Mar 17, 2014 - The ever shrinking investor time horizon

The attention span of today’s investors give ADHD a bad name and has driven an obsession with the short term.  The average mutual fund holding period has fallen by 75% over the past 16 years.  For stocks the data is even more bizarre as the average holding period has fallen from 8 years in the 1960’s to 5 days today.  One of the consequences of such a short investment time horizon is that investors have begun to fear short-term market events and volatility as much or more than the factors that shape prospects for long-term economic and profit growth that drive stocks over the longer term.

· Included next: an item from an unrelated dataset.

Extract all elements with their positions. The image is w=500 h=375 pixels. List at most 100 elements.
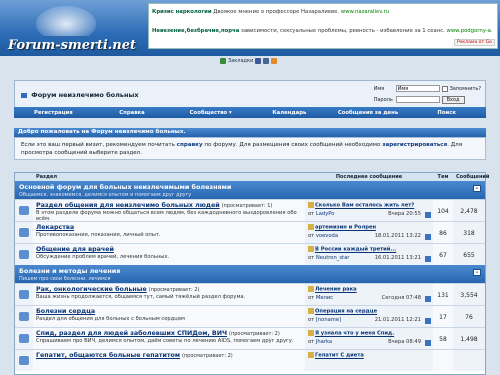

As such, investor’s patience with performance has followed the same declining trend.  While this may seem like the right thing to do, a study by the Brandes Institute showed this obsession with the short term a bad idea. Some interesting data from their study shows

Every best performing (10 year out-performance of SP>3% annually), long-run fund have had periods of major under-performance.

o   The average worst 1 year period was ~20% under-performance (6-38% range)

o   The average worst 3 year period was ~10% under-performance/year (1-20% range)

o   73% of these top performers found themselves in the lowest decile at least once

These types of results are not just unique to individuals who buy and sell mutual funds. Boyal and Wahal did a study on 4000+ decisions regarding hiring and firing of investment managers by pension plan sponsors. The results uncovered the classic hallmarks of returns-chasing behavior.  The managers the sponsors tended to hire had an average out-performance of nearly 14% in the 3 years prior to hiring. After hiring those same manager’s performance was statistically insignificant … meaning their performance matched the benchmark.  No out-performance.  In contrast, those fired for performance reasons had underperformed by ~6% in the 3 years leading up to dismissal. However, in the 3 years after the firing, they outperformed by 5%.

This helps illustrate that 1) even the best long term performing money managers run into short term difficulties 2) Investors need to insure they keep their focus on the long term as short term reactions can have long term negative effects on their portfolios.